As your partner evaluates you, notice every word he uses. You may have described your body as “fat” while he describes it as “voluptuous and yummy.” You may see yourself as “too pale,” while he sees you as having a “creamy complexion.”

Both partners should be expressing any voices, pictures or emotions, and using sound and breath to keep the emotional energy moving.

Once you and your partner are complete, switch roles. The active partner becomes the passive partner, and the exercise is repeated.

Things to Notice

What areas did either you or your partner ignore while talking about either self or other? What areas did you or your partner focus on intently? Point these out and inquire into how you really feel about any skipped parts, as well as why you’re so intently focused on other parts. Let him know if he completely skipped over his hair loss. Let her know if she spent a very long time talking about her breasts compared to the rest of her body.

Be honest with each other. Be honest about yourself.
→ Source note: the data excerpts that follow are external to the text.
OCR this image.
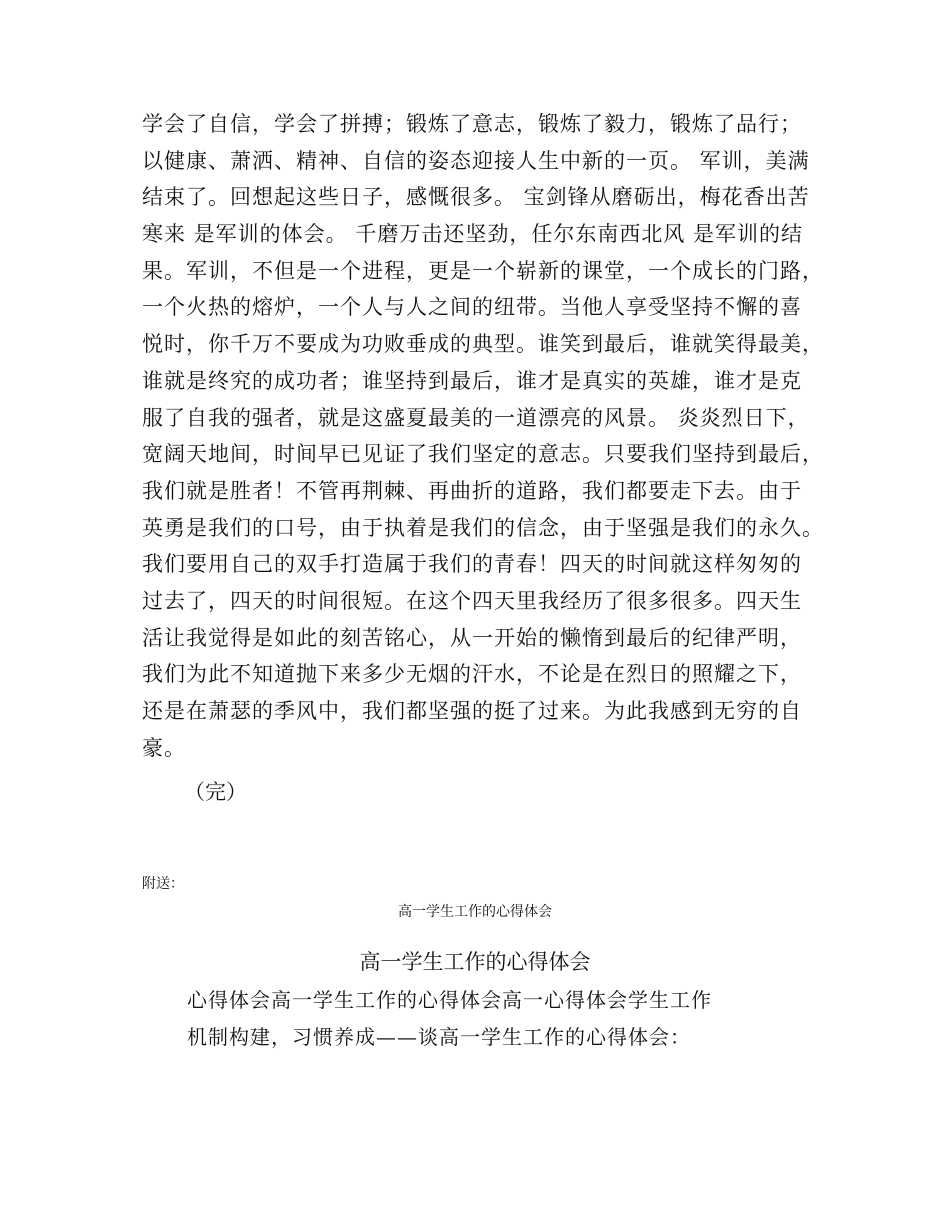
学会了自信，学会了拼搏；锻炼了意志，锻炼了毅力，锻炼了品行；
以健康、萧洒、精神、自信的姿态迎接人生中新的一页。 军训，美满
结束了。回想起这些日子，感慨很多。 宝剑锋从磨砺出，梅花香出苦
寒来 是军训的体会。 千磨万击还坚劲，任尔东南西北风 是军训的结
果。军训，不但是一个进程，更是一个崭新的课堂，一个成长的门路，
一个火热的熔炉，一个人与人之间的纽带。当他人享受坚持不懈的喜
悦时，你千万不要成为功败垂成的典型。谁笑到最后，谁就笑得最美，
谁就是终究的成功者；谁坚持到最后，谁才是真实的英雄，谁才是克
服了自我的强者，就是这盛夏最美的一道漂亮的风景。 炎炎烈日下，
宽阔天地间，时间早已见证了我们坚定的意志。只要我们坚持到最后，
我们就是胜者！不管再荆棘、再曲折的道路，我们都要走下去。由于
英勇是我们的口号，由于执着是我们的信念，由于坚强是我们的永久。
我们要用自己的双手打造属于我们的青春！四天的时间就这样匆匆的
过去了，四天的时间很短。在这个四天里我经历了很多很多。四天生
活让我觉得是如此的刻苦铭心，从一开始的懒惰到最后的纪律严明，
我们为此不知道抛下来多少无烟的汗水，不论是在烈日的照耀之下，
还是在萧瑟的季风中，我们都坚强的挺了过来。为此我感到无穷的自
豪。
（完）
附送：
高一学生工作的心得体会
高一学生工作的心得体会
心得体会高一学生工作的心得体会高一心得体会学生工作
机制构建，习惯养成——谈高一学生工作的心得体会：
Very often, we’ve been told something like, “you’re too hairy,” or “your breasts droop,” and we carry someone else’s criticism around like it is our own personal truth. Notice if some of your criticisms really belong to other people. Are they really authentically your criticisms, or did you just take them on?
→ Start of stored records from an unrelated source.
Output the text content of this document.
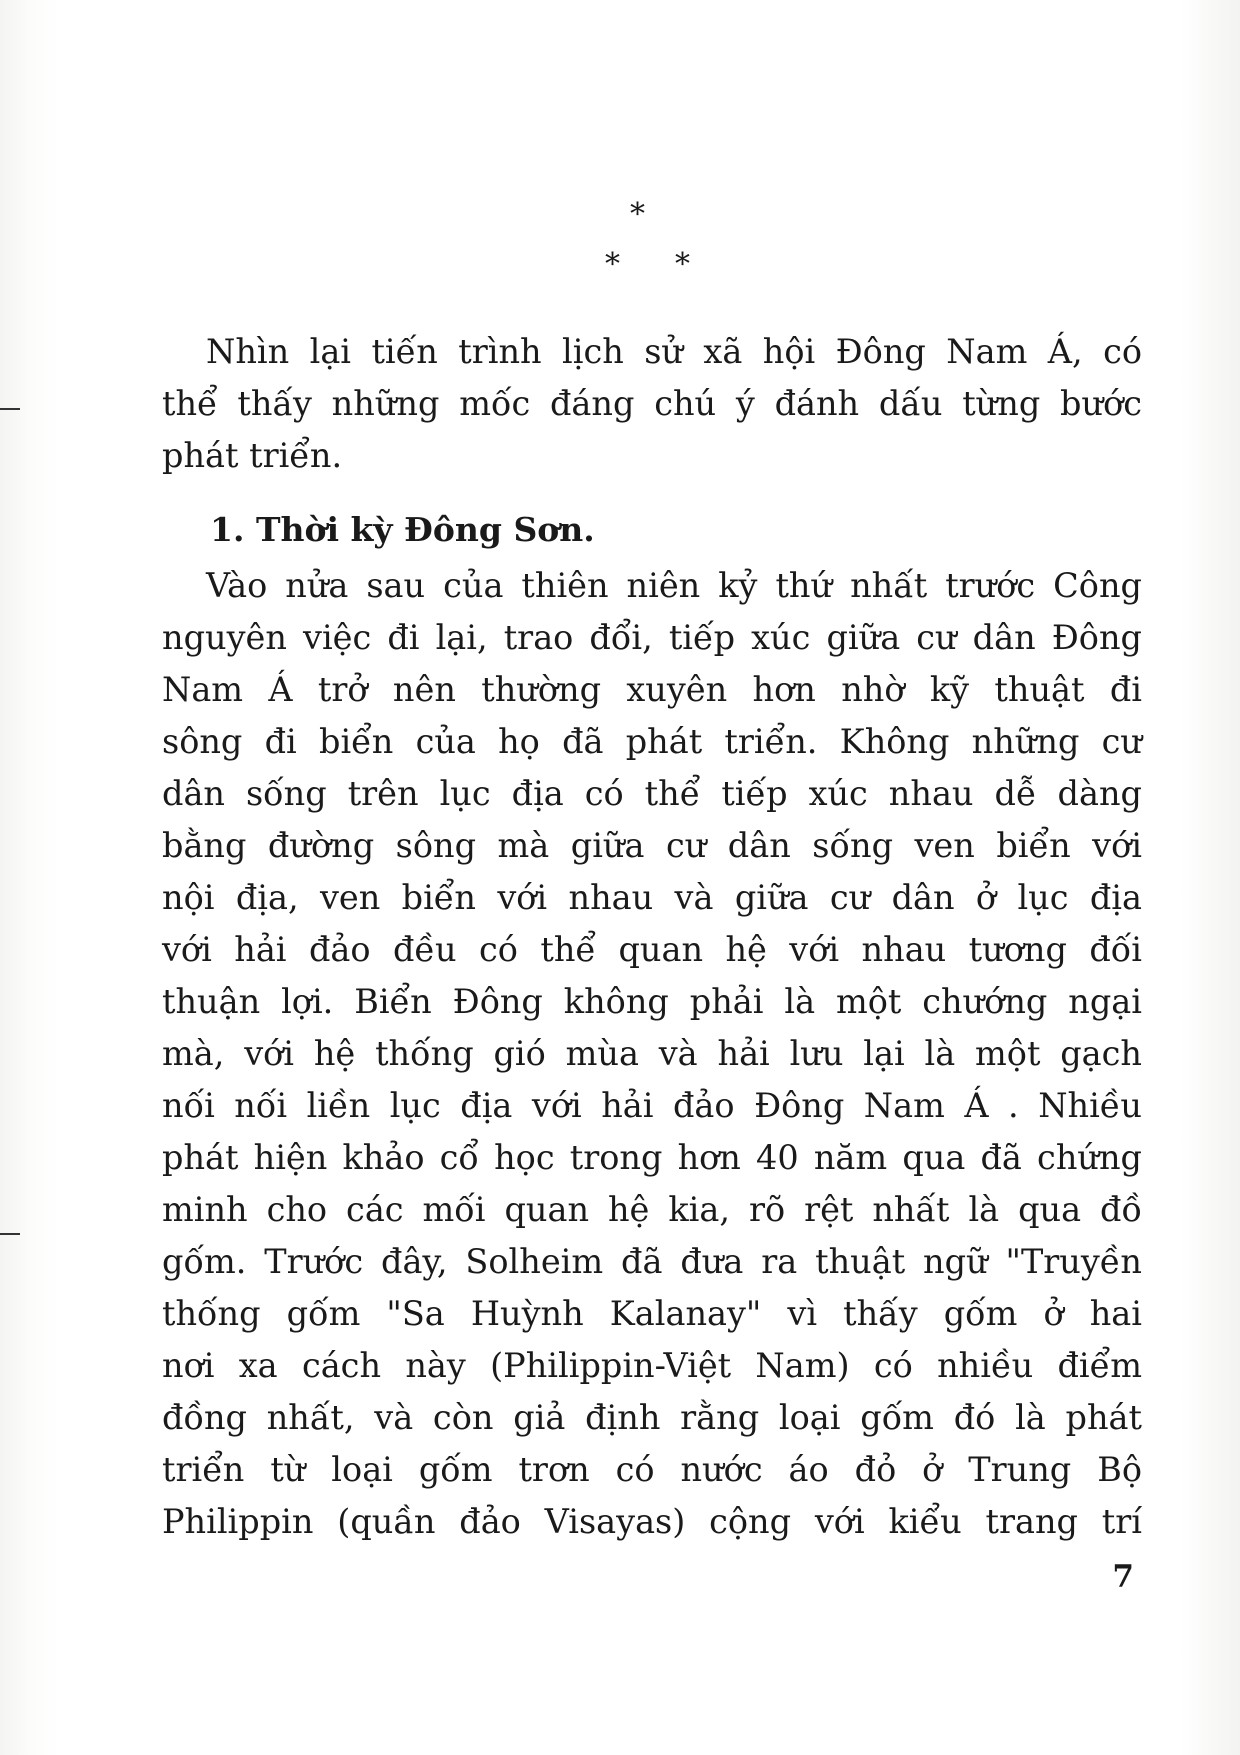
*
* *
Nhìn lại tiến trình lịch sử xã hội Đông Nam Á, có
thể thấy những mốc đáng chú ý đánh dấu từng bước
phát triển.
1. Thời kỳ Đông Sơn.
Vào nửa sau của thiên niên kỷ thứ nhất trước Công
nguyên việc đi lại, trao đổi, tiếp xúc giữa cư dân Đông
Nam Á trở nên thường xuyên hơn nhờ kỹ thuật đi
sông đi biển của họ đã phát triển. Không những cư
dân sống trên lục địa có thể tiếp xúc nhau dễ dàng
bằng đường sông mà giữa cư dân sống ven biển với
nội địa, ven biển với nhau và giữa cư dân ở lục địa
với hải đảo đều có thể quan hệ với nhau tương đối
thuận lợi. Biển Đông không phải là một chướng ngại
mà, với hệ thống gió mùa và hải lưu lại là một gạch
nối nối liền lục địa với hải đảo Đông Nam Á . Nhiều
phát hiện khảo cổ học trong hơn 40 năm qua đã chứng
minh cho các mối quan hệ kia, rõ rệt nhất là qua đồ
gốm. Trước đây, Solheim đã đưa ra thuật ngữ "Truyền
thống gốm "Sa Huỳnh Kalanay" vì thấy gốm ở hai
nơi xa cách này (Philippin-Việt Nam) có nhiều điểm
đồng nhất, và còn giả định rằng loại gốm đó là phát
triển từ loại gốm trơn có nước áo đỏ ở Trung Bộ
Philippin (quần đảo Visayas) cộng với kiểu trang trí
7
What did you and your partner learn about each other? How has your relationship to and understanding of your partner deepened by sharing this exercise?

What do you each want to change about your bodies? Do you want to make a commitment to each other to make those changes? How can you support each other to change the things about your bodies that you want to transform? In answering these questions, avoid telling your partner what you want him or her to change, and focus instead on what you want to change about yourself.

When you are ready, begin with an intention that your body is always in the process of becoming the outward expression of your inward beauty. When you begin there, what comes first into your thoughts, your emotions, or your body? Notice it. Any difficult thoughts or emotions that come up when you think of this intention are likely where you need to grow to develop real self-love.

Relationships are Mirrors

Like you may have noticed during this exercise, every relationship is a mirror. The best way to attract has always been to grow and deepen your relationship with and love for yourself. Your body may change over time; it may grow or shrink, lose or gain hair, wrinkle or freckle, and the list goes on endlessly.

In being more aware of your emotions about your body, you can allow difficult emotions you may have held on to for many years to finally be expressed and move on. In becoming more aware of what you love and appreciate about your body, you learn to feel greater sense of love for your true self.

Learn to be truly authentic more often. Take off that mask and permit yourself the freedom to flaunt what you love about yourself and appreciate everything about yourself. Learn to take the beauty you have inside your true self, and project that outwardly.